Git refuses to check out the same branch in two worktrees at once. That guardrail maps perfectly onto “one agent owns one branch”: you literally cannot have two agents accidentally sharing a branch’s working state.

4. Instant context switching for the orchestrator

A supervising process (or a human reviewing agent output) can cd between worktrees to inspect each agent’s in-progress state, run its tests, or diff its changes — without disturbing any agent. No stashing, no branch swapping, no rebuild-from-scratch.

5. Shared fetches and reusable caches

git fetch in any worktree updates the shared object store, so every worktree sees new upstream commits without separate downloads. Dependency directories remain independent, but package-manager caches can also be shared across worktrees. Together, those two choices keep new agent workspaces cheap to start.

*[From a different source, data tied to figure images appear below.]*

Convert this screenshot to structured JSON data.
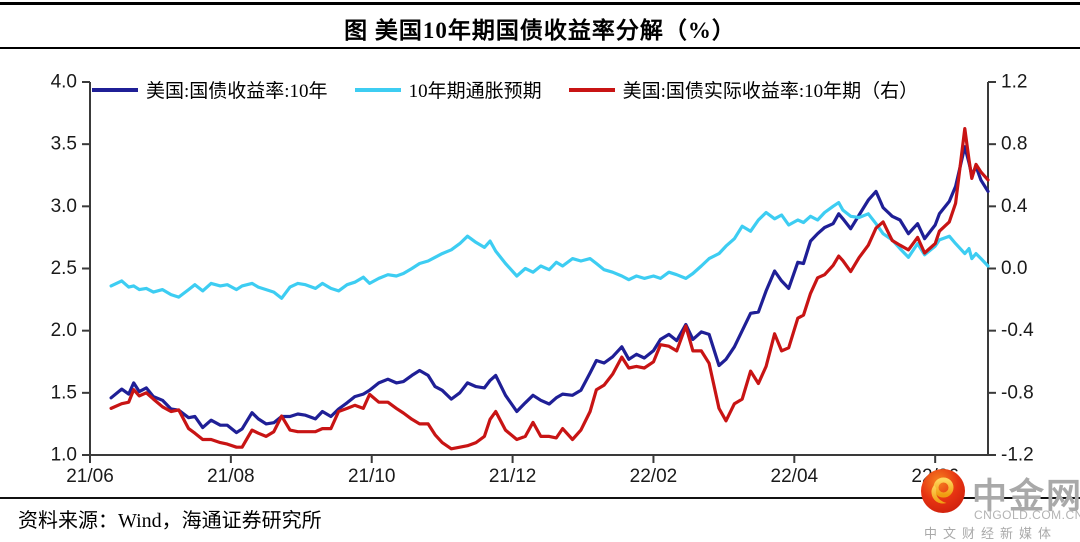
{
  "title": "图  美国10年期国债收益率分解（%）",
  "source": "资料来源：Wind，海通证券研究所",
  "watermark": {
    "name": "中金网",
    "domain": "CNGOLD.COM.CN",
    "tagline": "中文财经新媒体"
  },
  "colors": {
    "nominal": "#1F1F96",
    "breakeven": "#3DCDF2",
    "real": "#C81414",
    "axis": "#3a3a3a",
    "text": "#1a1a1a"
  },
  "chart_data": {
    "type": "line",
    "title": "图 美国10年期国债收益率分解（%）",
    "legend_position": "top",
    "grid": false,
    "x_unit": "months since 2021-06",
    "x_range": [
      0,
      12.75
    ],
    "x_tick_positions": [
      0,
      2,
      4,
      6,
      8,
      10,
      12
    ],
    "x_tick_labels": [
      "21/06",
      "21/08",
      "21/10",
      "21/12",
      "22/02",
      "22/04",
      "22/06"
    ],
    "left_axis": {
      "range": [
        1.0,
        4.0
      ],
      "ticks": [
        4.0,
        3.5,
        3.0,
        2.5,
        2.0,
        1.5,
        1.0
      ],
      "tick_labels": [
        "4.0",
        "3.5",
        "3.0",
        "2.5",
        "2.0",
        "1.5",
        "1.0"
      ]
    },
    "right_axis": {
      "range": [
        -1.2,
        1.2
      ],
      "ticks": [
        1.2,
        0.8,
        0.4,
        0.0,
        -0.4,
        -0.8,
        -1.2
      ],
      "tick_labels": [
        "1.2",
        "0.8",
        "0.4",
        "0.0",
        "-0.4",
        "-0.8",
        "-1.2"
      ]
    },
    "x": [
      0.3,
      0.45,
      0.55,
      0.62,
      0.7,
      0.8,
      0.9,
      1.03,
      1.15,
      1.26,
      1.4,
      1.49,
      1.6,
      1.72,
      1.85,
      1.95,
      2.08,
      2.16,
      2.3,
      2.39,
      2.5,
      2.61,
      2.72,
      2.84,
      2.95,
      3.06,
      3.2,
      3.3,
      3.42,
      3.53,
      3.65,
      3.76,
      3.88,
      3.97,
      4.1,
      4.23,
      4.35,
      4.45,
      4.57,
      4.68,
      4.8,
      4.9,
      5.0,
      5.13,
      5.25,
      5.36,
      5.48,
      5.6,
      5.68,
      5.76,
      5.9,
      6.06,
      6.18,
      6.29,
      6.4,
      6.52,
      6.62,
      6.71,
      6.85,
      6.97,
      7.1,
      7.19,
      7.3,
      7.42,
      7.55,
      7.65,
      7.76,
      7.87,
      8.0,
      8.1,
      8.22,
      8.33,
      8.46,
      8.56,
      8.68,
      8.79,
      8.93,
      9.03,
      9.15,
      9.26,
      9.38,
      9.49,
      9.6,
      9.72,
      9.82,
      9.92,
      10.05,
      10.13,
      10.23,
      10.33,
      10.43,
      10.55,
      10.63,
      10.69,
      10.8,
      10.92,
      11.05,
      11.16,
      11.26,
      11.39,
      11.5,
      11.62,
      11.75,
      11.85,
      12.0,
      12.06,
      12.2,
      12.29,
      12.42,
      12.48,
      12.52,
      12.58,
      12.65,
      12.75
    ],
    "series": [
      {
        "name": "美国:国债收益率:10年",
        "axis": "left",
        "color": "#1F1F96",
        "values": [
          1.46,
          1.53,
          1.49,
          1.58,
          1.51,
          1.54,
          1.47,
          1.44,
          1.37,
          1.36,
          1.3,
          1.31,
          1.22,
          1.28,
          1.24,
          1.24,
          1.18,
          1.21,
          1.34,
          1.29,
          1.25,
          1.26,
          1.31,
          1.31,
          1.33,
          1.32,
          1.29,
          1.35,
          1.31,
          1.37,
          1.42,
          1.47,
          1.49,
          1.52,
          1.58,
          1.61,
          1.58,
          1.59,
          1.64,
          1.68,
          1.64,
          1.55,
          1.52,
          1.45,
          1.5,
          1.58,
          1.55,
          1.54,
          1.6,
          1.64,
          1.48,
          1.35,
          1.42,
          1.48,
          1.44,
          1.41,
          1.46,
          1.49,
          1.48,
          1.52,
          1.66,
          1.76,
          1.74,
          1.79,
          1.87,
          1.77,
          1.81,
          1.78,
          1.84,
          1.93,
          1.97,
          1.92,
          2.05,
          1.93,
          1.99,
          1.97,
          1.72,
          1.77,
          1.87,
          2.0,
          2.14,
          2.15,
          2.32,
          2.48,
          2.4,
          2.34,
          2.55,
          2.54,
          2.72,
          2.78,
          2.83,
          2.86,
          2.94,
          2.9,
          2.82,
          2.93,
          3.05,
          3.12,
          2.99,
          2.92,
          2.89,
          2.78,
          2.86,
          2.74,
          2.85,
          2.94,
          3.04,
          3.16,
          3.48,
          3.35,
          3.25,
          3.32,
          3.21,
          3.12
        ]
      },
      {
        "name": "10年期通胀预期",
        "axis": "left",
        "color": "#3DCDF2",
        "values": [
          2.36,
          2.4,
          2.35,
          2.36,
          2.33,
          2.34,
          2.31,
          2.33,
          2.29,
          2.27,
          2.33,
          2.37,
          2.32,
          2.38,
          2.36,
          2.37,
          2.33,
          2.36,
          2.38,
          2.35,
          2.33,
          2.31,
          2.26,
          2.35,
          2.38,
          2.37,
          2.34,
          2.38,
          2.34,
          2.32,
          2.37,
          2.39,
          2.43,
          2.38,
          2.42,
          2.45,
          2.44,
          2.46,
          2.5,
          2.54,
          2.56,
          2.59,
          2.62,
          2.65,
          2.7,
          2.76,
          2.71,
          2.67,
          2.72,
          2.64,
          2.54,
          2.44,
          2.5,
          2.47,
          2.52,
          2.49,
          2.55,
          2.52,
          2.58,
          2.56,
          2.58,
          2.54,
          2.49,
          2.47,
          2.44,
          2.41,
          2.44,
          2.42,
          2.44,
          2.42,
          2.47,
          2.45,
          2.42,
          2.46,
          2.52,
          2.58,
          2.62,
          2.68,
          2.74,
          2.84,
          2.8,
          2.89,
          2.95,
          2.9,
          2.93,
          2.85,
          2.89,
          2.87,
          2.92,
          2.89,
          2.95,
          3.0,
          3.03,
          2.97,
          2.92,
          2.91,
          2.94,
          2.86,
          2.78,
          2.73,
          2.66,
          2.59,
          2.7,
          2.61,
          2.68,
          2.73,
          2.76,
          2.7,
          2.62,
          2.66,
          2.58,
          2.62,
          2.58,
          2.52
        ]
      },
      {
        "name": "美国:国债实际收益率:10年期（右）",
        "axis": "right",
        "color": "#C81414",
        "values": [
          -0.9,
          -0.87,
          -0.86,
          -0.78,
          -0.82,
          -0.8,
          -0.84,
          -0.89,
          -0.92,
          -0.91,
          -1.03,
          -1.06,
          -1.1,
          -1.1,
          -1.12,
          -1.13,
          -1.15,
          -1.15,
          -1.04,
          -1.06,
          -1.08,
          -1.05,
          -0.95,
          -1.04,
          -1.05,
          -1.05,
          -1.05,
          -1.03,
          -1.03,
          -0.92,
          -0.9,
          -0.88,
          -0.9,
          -0.81,
          -0.86,
          -0.86,
          -0.9,
          -0.93,
          -0.97,
          -1.0,
          -1.0,
          -1.07,
          -1.12,
          -1.16,
          -1.15,
          -1.14,
          -1.12,
          -1.08,
          -0.97,
          -0.92,
          -1.04,
          -1.1,
          -1.08,
          -0.99,
          -1.08,
          -1.08,
          -1.09,
          -1.03,
          -1.1,
          -1.04,
          -0.92,
          -0.78,
          -0.75,
          -0.68,
          -0.57,
          -0.64,
          -0.63,
          -0.64,
          -0.6,
          -0.49,
          -0.5,
          -0.53,
          -0.37,
          -0.53,
          -0.53,
          -0.61,
          -0.9,
          -0.98,
          -0.87,
          -0.84,
          -0.66,
          -0.74,
          -0.63,
          -0.42,
          -0.53,
          -0.51,
          -0.32,
          -0.3,
          -0.16,
          -0.06,
          -0.04,
          0.02,
          0.08,
          0.05,
          -0.02,
          0.07,
          0.15,
          0.26,
          0.3,
          0.18,
          0.15,
          0.12,
          0.2,
          0.1,
          0.16,
          0.24,
          0.3,
          0.42,
          0.9,
          0.7,
          0.58,
          0.67,
          0.62,
          0.57
        ]
      }
    ]
  }
}
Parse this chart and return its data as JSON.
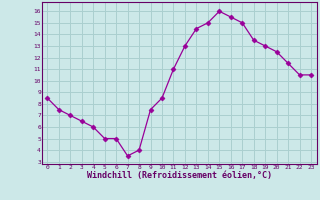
{
  "x": [
    0,
    1,
    2,
    3,
    4,
    5,
    6,
    7,
    8,
    9,
    10,
    11,
    12,
    13,
    14,
    15,
    16,
    17,
    18,
    19,
    20,
    21,
    22,
    23
  ],
  "y": [
    8.5,
    7.5,
    7.0,
    6.5,
    6.0,
    5.0,
    5.0,
    3.5,
    4.0,
    7.5,
    8.5,
    11.0,
    13.0,
    14.5,
    15.0,
    16.0,
    15.5,
    15.0,
    13.5,
    13.0,
    12.5,
    11.5,
    10.5,
    10.5
  ],
  "line_color": "#990099",
  "marker": "D",
  "marker_size": 2.5,
  "bg_color": "#cce8e8",
  "grid_color": "#aacfcf",
  "xlabel": "Windchill (Refroidissement éolien,°C)",
  "ylabel_ticks": [
    3,
    4,
    5,
    6,
    7,
    8,
    9,
    10,
    11,
    12,
    13,
    14,
    15,
    16
  ],
  "ylim": [
    2.8,
    16.8
  ],
  "xlim": [
    -0.5,
    23.5
  ],
  "xlabel_color": "#660066",
  "tick_color": "#660066",
  "spine_color": "#660066",
  "xtick_labels": [
    "0",
    "1",
    "2",
    "3",
    "4",
    "5",
    "6",
    "7",
    "8",
    "9",
    "1011",
    "1213",
    "1415",
    "1617",
    "1819",
    "2021",
    "2223"
  ]
}
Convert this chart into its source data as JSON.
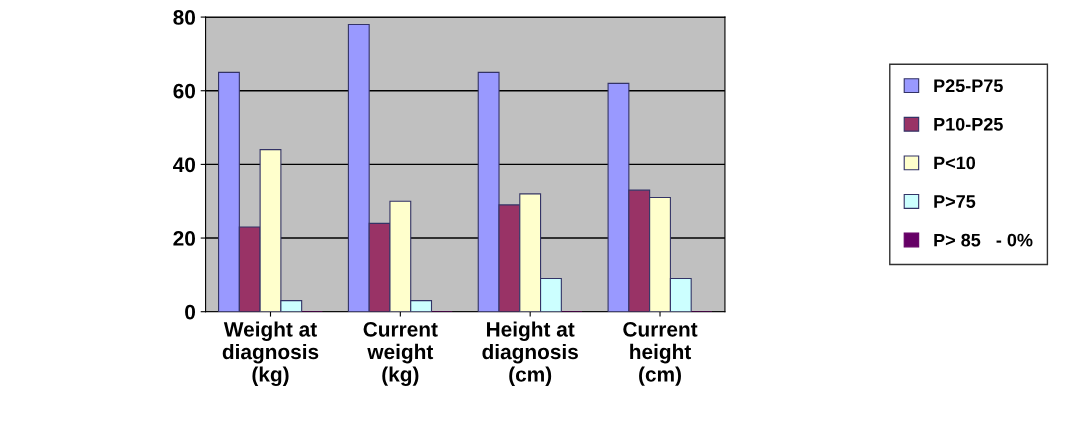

Sharp edges (and how to handle them)

Worktrees are powerful but a few things surprise newcomers:

  • A branch can only be checked out in one worktree. This is a feature, not a bug — it prevents two agents from corrupting the same branch. If you need two views of one branch, create a second branch from it (git worktree add ../view -b copy-of-x x) or use a detached checkout (git worktree add --detach ../view x).
  • Untracked files are NOT shared. node_modules, build outputs, .env files, and other gitignored artifacts exist independently in each worktree. Each agent must install dependencies and generate build artifacts in its own directory — or you point them at a shared cache (package-manager stores, NuGet, Go, or pip caches, for example) to avoid downloading everything again.
  • Reap orphaned worktrees. If a directory is deleted without git worktree remove, Git keeps a dangling administrative record. Run git worktree prune (or git worktree remove --force) periodically. git worktree list shows everything currently registered.
  • Submodules need care. Repos with submodules require git worktree add plus submodule init inside each worktree; plan for it if you use them.
  • Long-lived worktrees drift. Fetch and rebase/merge in each worktree just like any branch; the shared object store means the fetch is cheap, but the merge is still per-worktree work.
git worktree list           # see all worktrees and their branches
git worktree prune          # clean up records for manually-deleted worktrees
git worktree remove <path>  # the correct way to delete a worktree

Wrapping up

For agentic development, git worktree is the quiet workhorse:

  1. Isolation without duplication — many working directories, one shared history.
  2. Cheap and disposable — spawn a worktree per task, reap it on merge.
  3. Safe by construction — one branch per worktree keeps agents from corrupting each other.
  4. Orchestrator-friendly — inspect, test, and diff any agent’s state without disturbing it.

The important shift is simple: stop treating the repository checkout as shared agent infrastructure. Give every agent its own worktree, and parallel development becomes a set of independent, reproducible workspaces.